I stayed in a very nice AirBnB in Bologna, and I would definitely say it’s worth a visit. It’s also very easy to make day trips to other worthwhile spots from here.
After Bologna, I headed back to Venice for one more night. Instead of spending the day in the city, I bought a vaporetti pass and headed to Murano and Burano, two more bucket list places. Murano was a bit disappointing, but Burano was sheer magic.
And then it was on to Paris.
I have never been to Paris. Truthfully, I have never been all that interested in going. I know, eh? I guess I bought into the hype that Parisians are rude and that if you don’t speak French, forget about it. Since my flight home went through Paris, though, I figured what the hell. I should get off the plane. I am SO glad I did. I am totally smitten and am already planning a return visit.
Paris is like a secret. Every corner you turn offers up another feast for the eyes. I thought I walked a lot in Italy! I walked soooo much in Paris, but I also used the buses and metro a lot and found them super user- friendly. In fact, I found Paris friendly in general. I don’t speak French, but it wasn’t a problem. I ‘Bonjoured’ and ‘merci-ed’ my way along and was always met with a pleasant response…in restaurants, on the bus, in shops, on the street.

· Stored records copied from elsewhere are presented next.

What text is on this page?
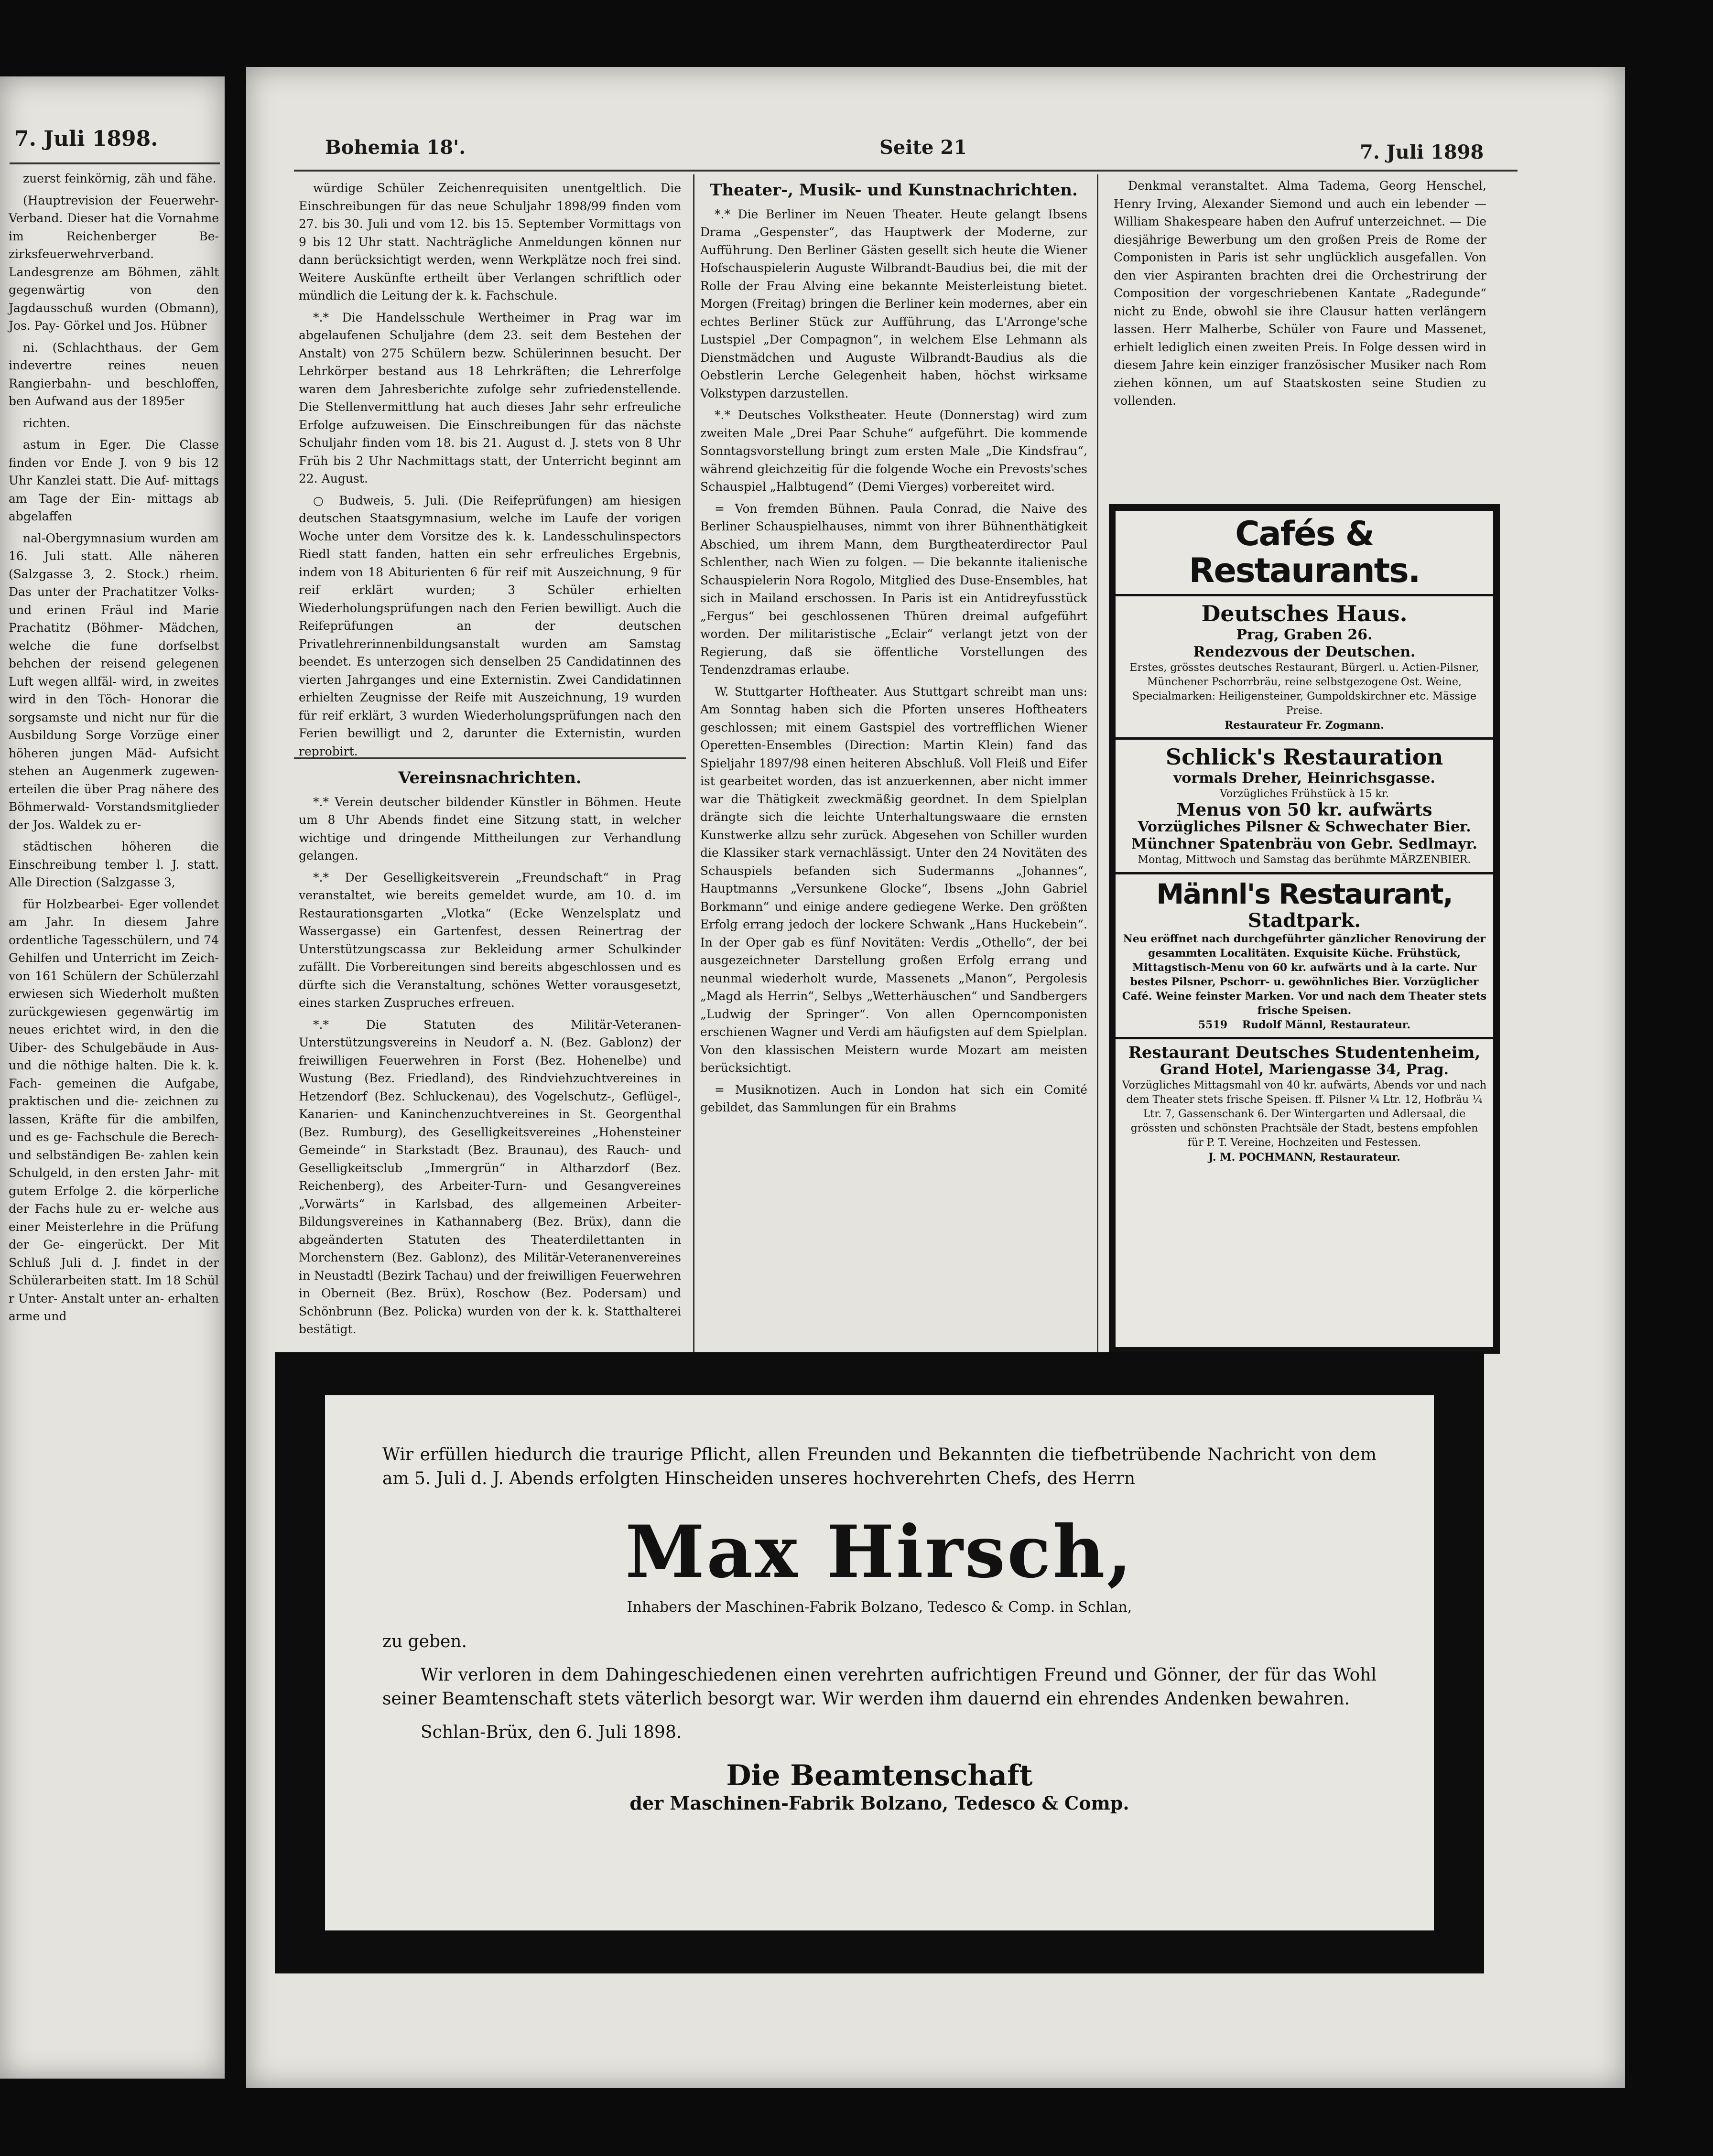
7. Juli 1898.

zuerst feinkörnig, zäh und fähe.

(Hauptrevision der Feuerwehr-Verband. Dieser hat die Vornahme im Reichenberger Be- zirksfeuerwehrverband. Landesgrenze am Böhmen, zählt gegenwärtig von den Jagdausschuß wurden (Obmann), Jos. Pay- Görkel und Jos. Hübner

ni. (Schlachthaus. der Gem indevertre reines neuen Rangierbahn- und beschloffen, ben Aufwand aus der 1895er

richten.

astum in Eger. Die Classe finden vor Ende J. von 9 bis 12 Uhr Kanzlei statt. Die Auf- mittags am Tage der Ein- mittags ab abgelaffen

nal-Obergymnasium wurden am 16. Juli statt. Alle näheren (Salzgasse 3, 2. Stock.) rheim. Das unter der Prachatitzer Volks- und erinen Fräul ind Marie Prachatitz (Böhmer- Mädchen, welche die fune dorfselbst behchen der reisend gelegenen Luft wegen allfäl- wird, in zweites wird in den Töch- Honorar die sorgsamste und nicht nur für die Ausbildung Sorge Vorzüge einer höheren jungen Mäd- Aufsicht stehen an Augenmerk zugewen- erteilen die über Prag nähere des Böhmerwald- Vorstandsmitglieder der Jos. Waldek zu er-

städtischen höheren die Einschreibung tember l. J. statt. Alle Direction (Salzgasse 3,

für Holzbearbei- Eger vollendet am Jahr. In diesem Jahre ordentliche Tagesschülern, und 74 Gehilfen und Unterricht im Zeich- von 161 Schülern der Schülerzahl erwiesen sich Wiederholt mußten zurückgewiesen gegenwärtig im neues erichtet wird, in den die Uiber- des Schulgebäude in Aus- und die nöthige halten. Die k. k. Fach- gemeinen die Aufgabe, praktischen und die- zeichnen zu lassen, Kräfte für die ambilfen, und es ge- Fachschule die Berech- und selbständigen Be- zahlen kein Schulgeld, in den ersten Jahr- mit gutem Erfolge 2. die körperliche der Fachs hule zu er- welche aus einer Meisterlehre in die Prüfung der Ge- eingerückt. Der Mit Schluß Juli d. J. findet in der Schülerarbeiten statt. Im 18 Schül r Unter- Anstalt unter an- erhalten arme und

Bohemia 18'.	Seite 21	7. Juli 1898

würdige Schüler Zeichenrequisiten unentgeltlich. Die Einschreibungen für das neue Schuljahr 1898/99 finden vom 27. bis 30. Juli und vom 12. bis 15. September Vormittags von 9 bis 12 Uhr statt. Nachträgliche Anmeldungen können nur dann berücksichtigt werden, wenn Werkplätze noch frei sind. Weitere Auskünfte ertheilt über Verlangen schriftlich oder mündlich die Leitung der k. k. Fachschule.

*.* Die Handelsschule Wertheimer in Prag war im abgelaufenen Schuljahre (dem 23. seit dem Bestehen der Anstalt) von 275 Schülern bezw. Schülerinnen besucht. Der Lehrkörper bestand aus 18 Lehrkräften; die Lehrerfolge waren dem Jahresberichte zufolge sehr zufriedenstellende. Die Stellenvermittlung hat auch dieses Jahr sehr erfreuliche Erfolge aufzuweisen. Die Einschreibungen für das nächste Schuljahr finden vom 18. bis 21. August d. J. stets von 8 Uhr Früh bis 2 Uhr Nachmittags statt, der Unterricht beginnt am 22. August.

○ Budweis, 5. Juli. (Die Reifeprüfungen) am hiesigen deutschen Staatsgymnasium, welche im Laufe der vorigen Woche unter dem Vorsitze des k. k. Landesschulinspectors Riedl statt fanden, hatten ein sehr erfreuliches Ergebnis, indem von 18 Abiturienten 6 für reif mit Auszeichnung, 9 für reif erklärt wurden; 3 Schüler erhielten Wiederholungsprüfungen nach den Ferien bewilligt. Auch die Reifeprüfungen an der deutschen Privatlehrerinnenbildungsanstalt wurden am Samstag beendet. Es unterzogen sich denselben 25 Candidatinnen des vierten Jahrganges und eine Externistin. Zwei Candidatinnen erhielten Zeugnisse der Reife mit Auszeichnung, 19 wurden für reif erklärt, 3 wurden Wiederholungsprüfungen nach den Ferien bewilligt und 2, darunter die Externistin, wurden reprobirt.

Vereinsnachrichten.

*.* Verein deutscher bildender Künstler in Böhmen. Heute um 8 Uhr Abends findet eine Sitzung statt, in welcher wichtige und dringende Mittheilungen zur Verhandlung gelangen.

*.* Der Geselligkeitsverein „Freundschaft“ in Prag veranstaltet, wie bereits gemeldet wurde, am 10. d. im Restaurationsgarten „Vlotka“ (Ecke Wenzelsplatz und Wassergasse) ein Gartenfest, dessen Reinertrag der Unterstützungscassa zur Bekleidung armer Schulkinder zufällt. Die Vorbereitungen sind bereits abgeschlossen und es dürfte sich die Veranstaltung, schönes Wetter vorausgesetzt, eines starken Zuspruches erfreuen.

*.* Die Statuten des Militär-Veteranen-Unterstützungsvereins in Neudorf a. N. (Bez. Gablonz) der freiwilligen Feuerwehren in Forst (Bez. Hohenelbe) und Wustung (Bez. Friedland), des Rindviehzuchtvereines in Hetzendorf (Bez. Schluckenau), des Vogelschutz-, Geflügel-, Kanarien- und Kaninchenzuchtvereines in St. Georgenthal (Bez. Rumburg), des Geselligkeitsvereines „Hohensteiner Gemeinde“ in Starkstadt (Bez. Braunau), des Rauch- und Geselligkeitsclub „Immergrün“ in Altharzdorf (Bez. Reichenberg), des Arbeiter-Turn- und Gesangvereines „Vorwärts“ in Karlsbad, des allgemeinen Arbeiter-Bildungsvereines in Kathannaberg (Bez. Brüx), dann die abgeänderten Statuten des Theaterdilettanten in Morchenstern (Bez. Gablonz), des Militär-Veteranenvereines in Neustadtl (Bezirk Tachau) und der freiwilligen Feuerwehren in Oberneit (Bez. Brüx), Roschow (Bez. Podersam) und Schönbrunn (Bez. Policka) wurden von der k. k. Statthalterei bestätigt.

Theater-, Musik- und Kunstnachrichten.

*.* Die Berliner im Neuen Theater. Heute gelangt Ibsens Drama „Gespenster“, das Hauptwerk der Moderne, zur Aufführung. Den Berliner Gästen gesellt sich heute die Wiener Hofschauspielerin Auguste Wilbrandt-Baudius bei, die mit der Rolle der Frau Alving eine bekannte Meisterleistung bietet. Morgen (Freitag) bringen die Berliner kein modernes, aber ein echtes Berliner Stück zur Aufführung, das L'Arronge'sche Lustspiel „Der Compagnon“, in welchem Else Lehmann als Dienstmädchen und Auguste Wilbrandt-Baudius als die Oebstlerin Lerche Gelegenheit haben, höchst wirksame Volkstypen darzustellen.

*.* Deutsches Volkstheater. Heute (Donnerstag) wird zum zweiten Male „Drei Paar Schuhe“ aufgeführt. Die kommende Sonntagsvorstellung bringt zum ersten Male „Die Kindsfrau“, während gleichzeitig für die folgende Woche ein Prevosts'sches Schauspiel „Halbtugend“ (Demi Vierges) vorbereitet wird.

= Von fremden Bühnen. Paula Conrad, die Naive des Berliner Schauspielhauses, nimmt von ihrer Bühnenthätigkeit Abschied, um ihrem Mann, dem Burgtheaterdirector Paul Schlenther, nach Wien zu folgen. — Die bekannte italienische Schauspielerin Nora Rogolo, Mitglied des Duse-Ensembles, hat sich in Mailand erschossen. In Paris ist ein Antidreyfusstück „Fergus“ bei geschlossenen Thüren dreimal aufgeführt worden. Der militaristische „Eclair“ verlangt jetzt von der Regierung, daß sie öffentliche Vorstellungen des Tendenzdramas erlaube.

W. Stuttgarter Hoftheater. Aus Stuttgart schreibt man uns: Am Sonntag haben sich die Pforten unseres Hoftheaters geschlossen; mit einem Gastspiel des vortrefflichen Wiener Operetten-Ensembles (Direction: Martin Klein) fand das Spieljahr 1897/98 einen heiteren Abschluß. Voll Fleiß und Eifer ist gearbeitet worden, das ist anzuerkennen, aber nicht immer war die Thätigkeit zweckmäßig geordnet. In dem Spielplan drängte sich die leichte Unterhaltungswaare die ernsten Kunstwerke allzu sehr zurück. Abgesehen von Schiller wurden die Klassiker stark vernachlässigt. Unter den 24 Novitäten des Schauspiels befanden sich Sudermanns „Johannes“, Hauptmanns „Versunkene Glocke“, Ibsens „John Gabriel Borkmann“ und einige andere gediegene Werke. Den größten Erfolg errang jedoch der lockere Schwank „Hans Huckebein“. In der Oper gab es fünf Novitäten: Verdis „Othello“, der bei ausgezeichneter Darstellung großen Erfolg errang und neunmal wiederholt wurde, Massenets „Manon“, Pergolesis „Magd als Herrin“, Selbys „Wetterhäuschen“ und Sandbergers „Ludwig der Springer“. Von allen Operncomponisten erschienen Wagner und Verdi am häufigsten auf dem Spielplan. Von den klassischen Meistern wurde Mozart am meisten berücksichtigt.

= Musiknotizen. Auch in London hat sich ein Comité gebildet, das Sammlungen für ein Brahms

Denkmal veranstaltet. Alma Tadema, Georg Henschel, Henry Irving, Alexander Siemond und auch ein lebender — William Shakespeare haben den Aufruf unterzeichnet. — Die diesjährige Bewerbung um den großen Preis de Rome der Componisten in Paris ist sehr unglücklich ausgefallen. Von den vier Aspiranten brachten drei die Orchestrirung der Composition der vorgeschriebenen Kantate „Radegunde“ nicht zu Ende, obwohl sie ihre Clausur hatten verlängern lassen. Herr Malherbe, Schüler von Faure und Massenet, erhielt lediglich einen zweiten Preis. In Folge dessen wird in diesem Jahre kein einziger französischer Musiker nach Rom ziehen können, um auf Staatskosten seine Studien zu vollenden.

Cafés & Restaurants.
Deutsches Haus.
Prag, Graben 26.
Rendezvous der Deutschen.
Erstes, grösstes deutsches Restaurant, Bürgerl. u. Actien-Pilsner, Münchener Pschorrbräu, reine selbstgezogene Ost. Weine, Specialmarken: Heiligensteiner, Gumpoldskirchner etc. Mässige Preise.
Restaurateur Fr. Zogmann.
Schlick's Restauration
vormals Dreher, Heinrichsgasse.
Vorzügliches Frühstück à 15 kr.
Menus von 50 kr. aufwärts
Vorzügliches Pilsner & Schwechater Bier.
Münchner Spatenbräu von Gebr. Sedlmayr.
Montag, Mittwoch und Samstag das berühmte MÄRZENBIER.
Männl's Restaurant,
Stadtpark.
Neu eröffnet nach durchgeführter gänzlicher Renovirung der gesammten Localitäten. Exquisite Küche. Frühstück, Mittagstisch-Menu von 60 kr. aufwärts und à la carte. Nur bestes Pilsner, Pschorr- u. gewöhnliches Bier. Vorzüglicher Café. Weine feinster Marken. Vor und nach dem Theater stets frische Speisen.
5519 Rudolf Männl, Restaurateur.
Restaurant Deutsches Studentenheim,
Grand Hotel, Mariengasse 34, Prag.
Vorzügliches Mittagsmahl von 40 kr. aufwärts, Abends vor und nach dem Theater stets frische Speisen. ff. Pilsner ¼ Ltr. 12, Hofbräu ¼ Ltr. 7, Gassenschank 6. Der Wintergarten und Adlersaal, die grössten und schönsten Prachtsäle der Stadt, bestens empfohlen für P. T. Vereine, Hochzeiten und Festessen.
J. M. POCHMANN, Restaurateur.
Wir erfüllen hiedurch die traurige Pflicht, allen Freunden und Bekannten die tiefbetrübende Nachricht von dem am 5. Juli d. J. Abends erfolgten Hinscheiden unseres hochverehrten Chefs, des Herrn
Max Hirsch,
Inhabers der Maschinen-Fabrik Bolzano, Tedesco & Comp. in Schlan,
zu geben.
Wir verloren in dem Dahingeschiedenen einen verehrten aufrichtigen Freund und Gönner, der für das Wohl seiner Beamtenschaft stets väterlich besorgt war. Wir werden ihm dauernd ein ehrendes Andenken bewahren.
Schlan-Brüx, den 6. Juli 1898.
Die Beamtenschaft
der Maschinen-Fabrik Bolzano, Tedesco & Comp.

Of course, I took a literary tour of Paris because it’s a significant city for fans of writers of the 1920s, including, most famously, Ernest Hemingway. Gertrude Stein coined the term the “Lost Generation” to refer to the young writers who hung out in Paris (and London) during this period, Hemingway, F. Scott Fitzgerald, T.S. Eliot, Ezra Pound among them.
The tour mostly took us around to look at plaques on buildings (put up by building owners themselves, not the city) and cafes (most famously Cafe de Flore, where a coke will set you back 7 euro) where these writers would write and drink. Certainly an interesting way for anyone literary-minded to while away a few hours.
And, of course, no visit to Paris would be complete without a visit to Shakespeare and Company. Quite appropriately, my literary tour finished here.
I was so happy to finally be able to visit this store. 🙂
So, there you have it. A beautiful way to start my summer and memories to last a lifetime.
I will be back with some reviews asap.